Top wealth creators of H12020: Stocks that defied gravity to rally up to 1,600%


The first half of Calendar 2020 remained highly volatile for stock investors on Dalal Street, as the benchmark equity indices slumped to hit new peaks in January-February, only to slump to new 52-week lows in March and then stage a major rebound from there,

Year to date, the indices are down 15 per cent, thanks mainly to the Covid-19 disruption.

A couple of stocks have defied the trend and stepped out of this pattern to deliver up to 1,646 per cent return in these six months. On a year-to-date basis, shares of smallcap firm Alok Industries have gained the most at 1,647 per cent to trade at Rs 55 on Wednesday. It was followed by Hathway Bhawani Cabletel & Datacom (up 1,348 per cent), Ruchi Infrastructure (up 559 per cent) and Opto Circuits (up 498 per cent).

Alok Industries, the Mumbai-based bankrupt integrated textile manufacturer, hogged limelight after Reliance Industries acquired it along with JM Financial Asset Reconstruction Company last year.

As on March 31, RIL owned 37.70 per cent stake in the company, while retail and high net worth investors held 45.67 per cent.

Overall, the start of the year was marked by a lot of uncertainty amid weak macroeconomic data. The spread of the coronavirus pandemic, which led to a nationwide lockdown since March end, only festered the wound. Firm global cues along with monetary and fiscal measures kept the downside capped during this period.

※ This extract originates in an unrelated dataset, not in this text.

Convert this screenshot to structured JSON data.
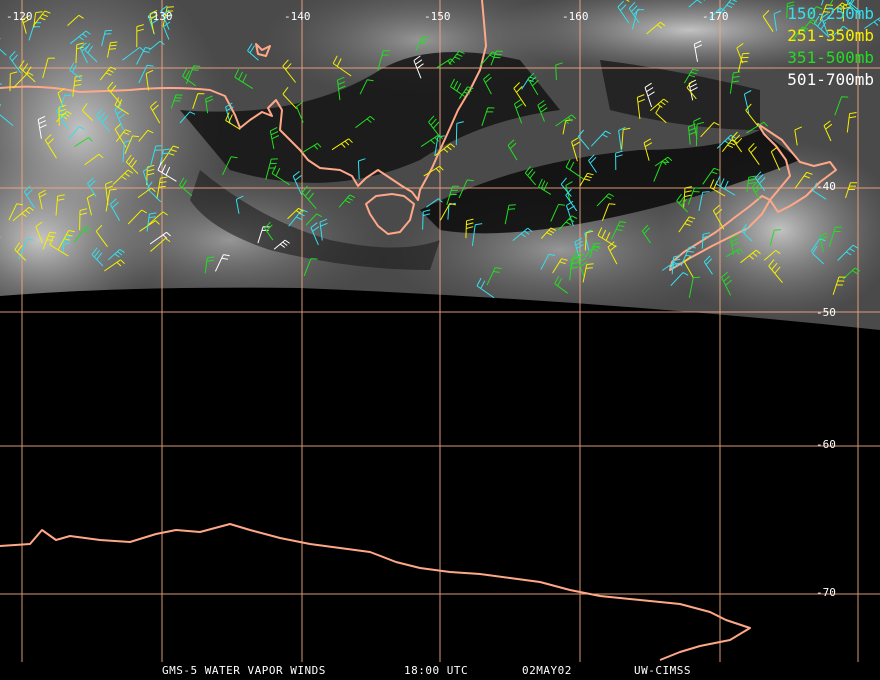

However, analysts are cautious on the market for the rest of the year due to shaky fiscal situation and rising joblessness. Deepak Jasani, Head of Retail Research at HDFC Securities, said there is fear that stress in the financial sector may sooner or later spread to the real sector of the economy.

Among the stocks that bucked the broader market downtrend in 2020 so far, 66 more than doubled investors’ money in these six months. They included Opto Circuits, Andhra Cements, Sintex Plastics, Oswal Agro, Bilcare, Ballarpur Industries, Punj Lloyd, Suzlon Energy, Adani Green, GMM Pfaudler, Bombay Rayon, Uttam Value Steel and Apollo Finvest, among others.

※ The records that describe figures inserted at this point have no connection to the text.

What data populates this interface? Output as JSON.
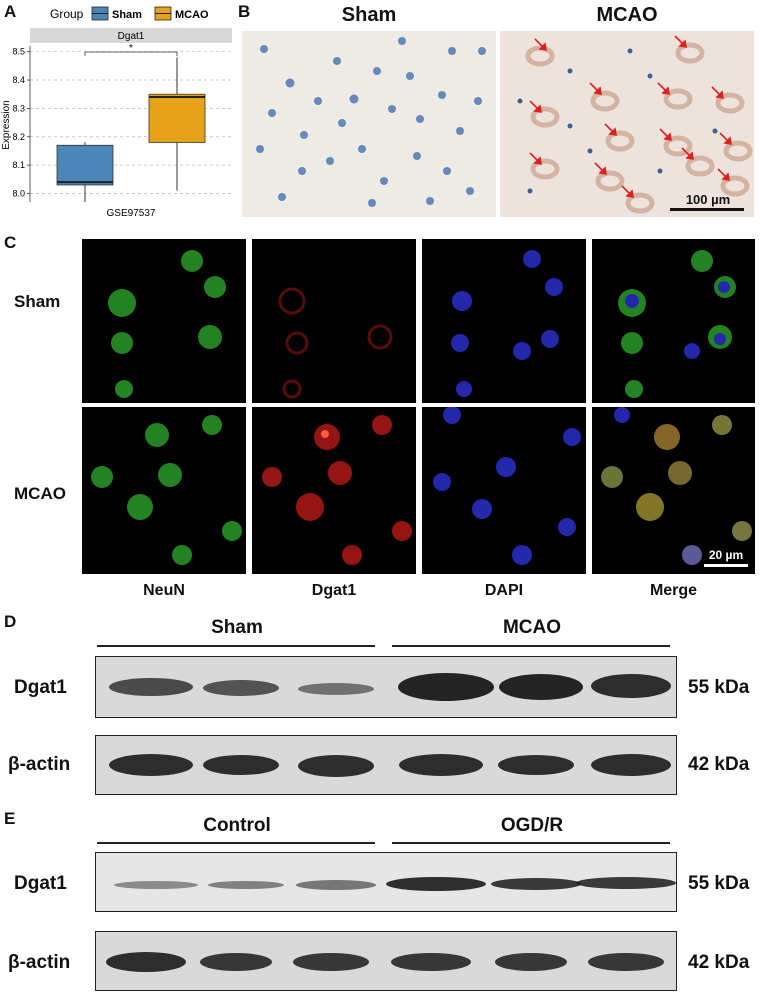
{
  "panelA": {
    "letter": "A",
    "legend_title": "Group",
    "strip": "Dgat1",
    "sig": "*",
    "colors": {
      "Sham": "#4a86b8",
      "MCAO": "#e6a21a"
    },
    "chart_data": {
      "type": "box",
      "title": "Dgat1",
      "xlabel": "GSE97537",
      "ylabel": "Expression",
      "ylim": [
        7.97,
        8.52
      ],
      "yticks": [
        "8.0",
        "8.1",
        "8.2",
        "8.3",
        "8.4",
        "8.5"
      ],
      "legend": "top",
      "series": [
        {
          "name": "Sham",
          "min": 7.97,
          "q1": 8.03,
          "median": 8.04,
          "q3": 8.17,
          "max": 8.18
        },
        {
          "name": "MCAO",
          "min": 8.01,
          "q1": 8.18,
          "median": 8.34,
          "q3": 8.35,
          "max": 8.48
        }
      ],
      "significance": "*"
    }
  },
  "panelB": {
    "letter": "B",
    "left_title": "Sham",
    "right_title": "MCAO",
    "scalebar": "100 µm"
  },
  "panelC": {
    "letter": "C",
    "rows": [
      "Sham",
      "MCAO"
    ],
    "cols": [
      "NeuN",
      "Dgat1",
      "DAPI",
      "Merge"
    ],
    "scalebar": "20 µm"
  },
  "panelD": {
    "letter": "D",
    "groups": [
      "Sham",
      "MCAO"
    ],
    "bands": [
      {
        "name": "Dgat1",
        "kda": "55 kDa"
      },
      {
        "name": "β-actin",
        "kda": "42 kDa"
      }
    ]
  },
  "panelE": {
    "letter": "E",
    "groups": [
      "Control",
      "OGD/R"
    ],
    "bands": [
      {
        "name": "Dgat1",
        "kda": "55 kDa"
      },
      {
        "name": "β-actin",
        "kda": "42 kDa"
      }
    ]
  }
}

BSE Midcap Index is down 13 per cent for the year, and BSE Smallcap Index 9 per cent.

Siddharth Sedani, Vice President for Equity Advisory at Anand Rathi Shares and Stock Brokers, says consumption, agri-based, chemicals, IT and pharma stocks may lead the next rally when the economy starts reviving.

“All these sectors went through a long bad patch over the past few years and they can be good bets for revival both in terms of business prospects and price action,” he said.

On BSE, 152 stocks gained between 50 per cent and 100 per cent between January and June. HLE Glascoat gained 98 per cent to trade at Rs 923 as of June 30 from Rs 467 on December 31. Other top gainers included Gammon Infra (up 97 per cent), Kilpest India (up 97 per cent), Alkyl Amines Chemicals (up 95 per cent), Nagarjuna Fertilizers and Chemicals (up 85 per cent), Ebixcash World Money India (82 per cent) and Vodafone Idea (up 80 per cent), among others.

Just five heavyweights capped the downside for Sensex. With over 24 per cent gain, Bharti Airtel emerged the top gainer followed by Reliance Industries (up 15 per cent), Hindustan Unilever (up 13 per cent), Nestle India (up 13 per cent) and Sun Pharmaceuticals (up 11 per cent). Other components of the 30-share pack are down up to 68 per cent YTD.

BSE Sensex scaled its all-time high of 42,273 on January 20 and a 52-week low of 25,638 on March 24.

On the other hand, Gayatri Projects (down 79 per cent), Suven Life Sciences (down 86 per cent), Darjeeling Ropeway (down 89 per cent), Mauria Udyog (down 93 per cent) and 7NR Retail (down 93 per cent) were among the top wealth destroyers of the first half year.

“The July-December period is expected to be slightly better for most sectors, though financials and banks stare at a new cycle of non-performing assets (NPAs) once the moratorium ends in August,” said Umesh Mehta, Head of Research, Samco Securities.

“Other sectors should soon witness a pickup in demand. There can be supply-side hindrances with escalating tension on China border, worker shortage in cities and Covid-related movement barriers in certain states. Nifty is expected to correct from the current level. Lame demand is expected to create a lot of negative surprises due to change in consumer behaviour, which may adversely affect small businesses,” he said.